Lui avrebbe voluto non rispondere, valutando l’inutilità di quel dialogo. Guardò i riflessi argentati della luna sull’acqua ed ascoltò un atti­mo il brontolio delle onde che si rompevano sulla riva. “Credo - disse - che la vita mi sia diventata inutile. Non ho più interessi, ambizioni, affetti da conservare. Di fronte a me c’è solo l’irreversibilità di una vecchiaia solitaria, un lungo tunnel buio fino alla morte”.
“Io credo, invece - rispose lei, che si tratti sola­mente di un brutto momento. Sul capo di ognuno passano, a volte, grosse nuvole, ma poi torna il sereno. Ciò che sembra eterno è solo passeggero ed il sole segue la pioggia come la primavera
l’inverno. Questa morte che si porta dentro e che si legge sul suo viso si può combattere. Si chiama depressione. A volte può bastare qualche milli­grammo di benzedrina...”.
“No, i farmaci non possono darci quello che la vita ci nega e poi perché non la droga o l’alcool, allo­ra?”.
La donna lo guardò un attimo in silenzio, non sapendo cosa rispondere a queste parole o rite­nendo ovvia una risposta. Anche lei si trovava nella parte terminale del suo viaggio della vita, anche lei aveva pagato un alto prezzo alla vita, ma a differenza di lui sperava, credeva ancora nel domani, negli uomini, nei sentimenti. La sua voce si fece più dolce, più femminile e quasi sussurran­do gli chiese: “Non crede all’amore?”.
“No”.
“Perché?”.
“Perché penso che a monte di tutto ci siano sola­mente tanti egoismi, tanti piccoli o grandi o grandissimi egoismi che si confrontano. Credo all’antico detto Homo homini lupus, l’uomo è lupo all’uomo, l’uomo divora il suo simile. Ognu­no ama soprattutto sé stesso, il resto è ipocrisia, finzione, demagogia. Bisognerebbe educare i ra­gazzi, fin nei primi anni scolastici, a cavarsela da soli, a fare a meno degli altri. Invece si dice loro che c’è l’amore, la fraternità, l’amicizia. Ma lei l’ha mai conosciuto un amore vero, non condizionato dalla passione dei sensi o dalla complicità di un accordo per sfidare in due, anziché da soli, le insidie del destino?”.
“Non credo che lei sia così cinico come vorrebbe far credere, - soggiunse lei e la sua voce divenne ancora più carezzevole - io credo che si esprime così perché ha vissuto di recente un grosso dolore e non ha avuto il tempo sufficiente per far cicatriz­zare la ferita”.

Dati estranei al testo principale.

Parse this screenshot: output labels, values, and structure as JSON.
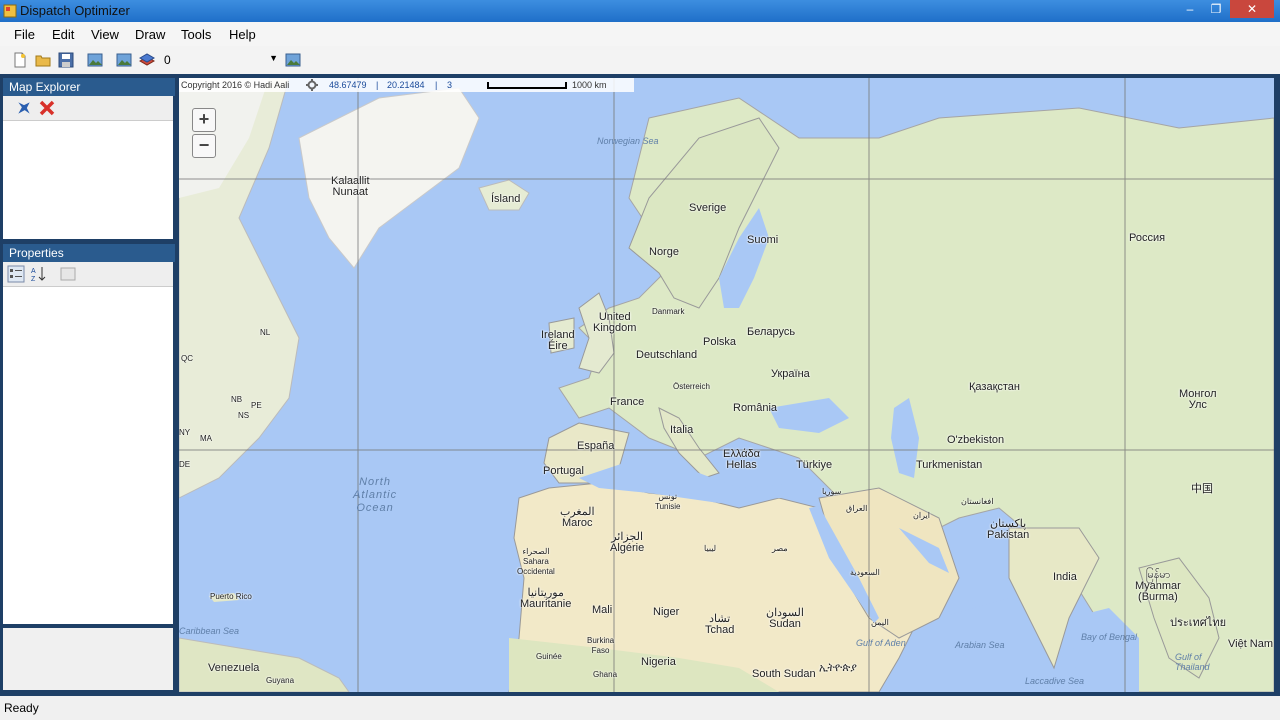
{
  "window": {
    "title": "Dispatch Optimizer",
    "buttons": [
      "–",
      "❐",
      "✕"
    ]
  },
  "menu": [
    "File",
    "Edit",
    "View",
    "Draw",
    "Tools",
    "Help"
  ],
  "toolbar": {
    "icons": [
      "new-file-icon",
      "open-folder-icon",
      "save-icon",
      "map-image-icon",
      "map-image-icon",
      "layers-icon",
      "map-image-icon"
    ],
    "combo_value": "0"
  },
  "map_explorer": {
    "title": "Map Explorer",
    "tools": [
      "airplane-icon",
      "delete-icon"
    ]
  },
  "properties": {
    "title": "Properties",
    "tools": [
      "categorized-icon",
      "sort-az-icon",
      "property-pages-icon"
    ]
  },
  "map": {
    "info": {
      "copyright": "Copyright 2016 © Hadi Aali",
      "longitude": "48.67479",
      "latitude": "20.21484",
      "zoom": "3",
      "scale": "1000 km"
    },
    "labels": {
      "greenland": "Kalaallit\nNunaat",
      "iceland": "Ísland",
      "sverige": "Sverige",
      "suomi": "Suomi",
      "norge": "Norge",
      "rossiya": "Россия",
      "danmark": "Danmark",
      "uk": "United\nKingdom",
      "ireland": "Ireland\nÉire",
      "belarus": "Беларусь",
      "deutschland": "Deutschland",
      "polska": "Polska",
      "ukraina": "Україна",
      "osterreich": "Österreich",
      "france": "France",
      "romania": "România",
      "kazakhstan": "Қазақстан",
      "mongolia": "Монгол\nУлс",
      "italia": "Italia",
      "espana": "España",
      "portugal": "Portugal",
      "ellada": "Ελλάδα\nHellas",
      "turkiye": "Türkiye",
      "uzbekistan": "O'zbekiston",
      "turkmenistan": "Turkmenistan",
      "china": "中国",
      "tunisia": "تونس\nTunisie",
      "syria": "سوريا",
      "iraq": "العراق",
      "iran": "ایران",
      "afghanistan": "افغانستان",
      "pakistan": "پاکستان\nPakistan",
      "maroc": "المغرب\nMaroc",
      "algerie": "الجزائر\nAlgérie",
      "libya": "ليبيا",
      "egypt": "مصر",
      "saudi": "السعودية",
      "india": "India",
      "western_sahara": "الصحراء\nSahara\nOccidental",
      "mauritanie": "موريتانيا\nMauritanie",
      "mali": "Mali",
      "niger": "Niger",
      "tchad": "تشاد\nTchad",
      "sudan": "السودان\nSudan",
      "yemen": "اليمن",
      "myanmar": "မြန်မာ\nMyanmar\n(Burma)",
      "thailand": "ประเทศไทย",
      "vietnam": "Việt Nam",
      "burkina": "Burkina\nFaso",
      "guinee": "Guinée",
      "ghana": "Ghana",
      "nigeria": "Nigeria",
      "ethiopia": "ኢትዮጵያ",
      "south_sudan": "South Sudan",
      "puerto_rico": "Puerto Rico",
      "venezuela": "Venezuela",
      "guyana": "Guyana",
      "qc": "QC",
      "nl": "NL",
      "nb": "NB",
      "pe": "PE",
      "ns": "NS",
      "ny": "NY",
      "ma": "MA",
      "de": "DE"
    },
    "seas": {
      "norwegian": "Norwegian Sea",
      "atlantic": "North\nAtlantic\nOcean",
      "aden": "Gulf of Aden",
      "arabian": "Arabian Sea",
      "bengal": "Bay of Bengal",
      "gulf_thailand": "Gulf of\nThailand",
      "laccadive": "Laccadive Sea",
      "caribbean": "Caribbean Sea"
    }
  },
  "status": {
    "text": "Ready"
  }
}
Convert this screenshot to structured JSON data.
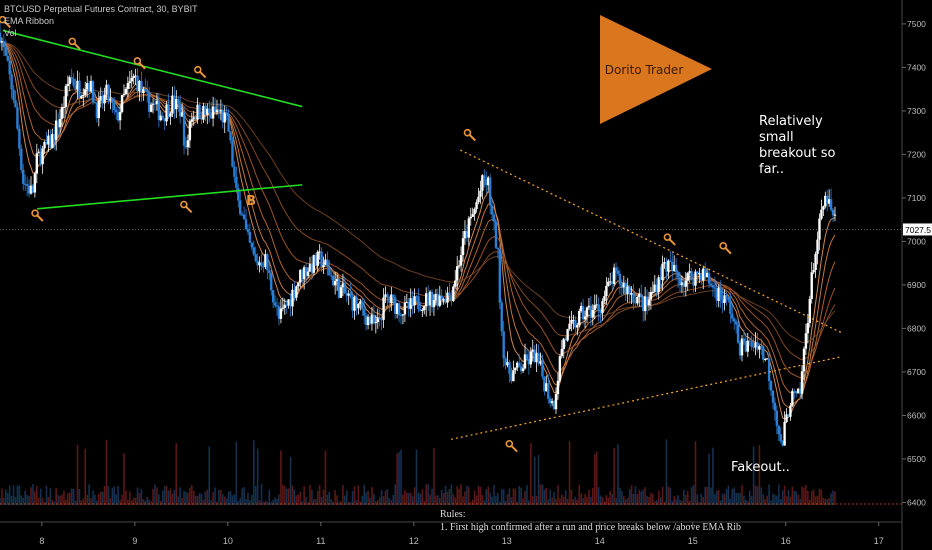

“Può darsi” rispose lui distrattamente e si mise a seguire, con lo sguardo, il volo basso di un gabbia­no che planava verso il mare inclinandosi su di un fianco per poi riprendere quota con brevi e intensi colpi d’ala. In lontananza si udiva sempre la mu­sica della pista e, molto più debolmente, lo stridio di gomme di qualche macchina che affrontava male la curva grande, sulla statale per Sapri, pri­ma dell’ingresso del villaggio. Visto così, in piedi davanti al mare, col viso serio e lo sguardo perso dietro un pensiero, l’uomo aveva un certo che di affascinante, pur non essendo bello. Dalla camicia aperta sui primi quattro bottoni si scorgeva il petto glabro e uno stomaco da ventenne che denunciava il suo distacco dai piaceri e forse anche qualcos’altro. Una malattia? Forse. Era quel­la, pensava Piera, che lo tormentava tanto? Lei, lo sentiva, avrebbe potuto aiutarlo, gli sarebbe potu­ta stare vicino, lo avrebbe accudito: sentiva, da quando lo aveva visto quel pomeriggio che qual­cosa era avvenuto in lei, qualcosa di magico, come tanti anni prima. Non c’era stata premeditazione né disegno alcuno. Si sentiva semplicemente at­tratta da quell’uomo e, pensava, forse neanche lei gli era indifferente. Ma come sottrarlo dal fondo di quei suoi pensieri neri? Si può far mai deside­rare l’acqua a qualcuno che non ha sete? E poi chi le diceva che non si stava sbagliando, che non fosse tutto un abbaglio, una specie di piccolo
incanto partorito con la complicità di quella notte stupenda? Lo fissò, standogli di fianco, un po’ più indietro, a destra. Lui lo avvertì e si girò incrocian­do con i suoi gli occhi di lei. Si guardarono per un attimo che sembrò lunghissimo. In loro non c’era né proposta né rinuncia, si sentirono semplice­mente assai vicini. Fu lui, poi, ad abbassare lo sguardo ed il super-Io riprese il controllo rigido dei sentimenti. La sua censura interna era rientra­ta in funzione e la griglia dei sentimenti aveva ripreso ad imbrigliare le forze di dentro che, a sprazzi, lottavano con la ragione, con l’uomo che stava diventando duro, che ogni giorno di più rassomigliava ad un misantropo, con la morte nel cuore, con questo grosso desiderio di scomparire, di gettare la spugna sul quadrato della vita. Ad un tratto si scosse, per un momento non capì, poi si accorse che qualcosa di morbidamente rigido gli aveva urtato una gamba: era una palla di gomma grande quanto un palmo aperto, gialla con piccoli disegni rossi. La inseguiva una bimba che poteva avere tre anni o anche meno, vestita con un abitino di cotone rosa con delle bretelline fatte di nastro dello stesso colore. Non portava scarpe e il viso segnava l’accanimento ottimistico con cui i bam­bini riempiono d’importanza anche le operazioni più banali. Dieci passi più indietro venivano, in quella direzione, un uomo e una donna, probabil­mente i genitori della piccola. Questa si fermò davanti a Stefano e lo guardò alzando molto il viso, essendosi fermata la palla proprio davanti a lui, frenata in un incavo della sabbia.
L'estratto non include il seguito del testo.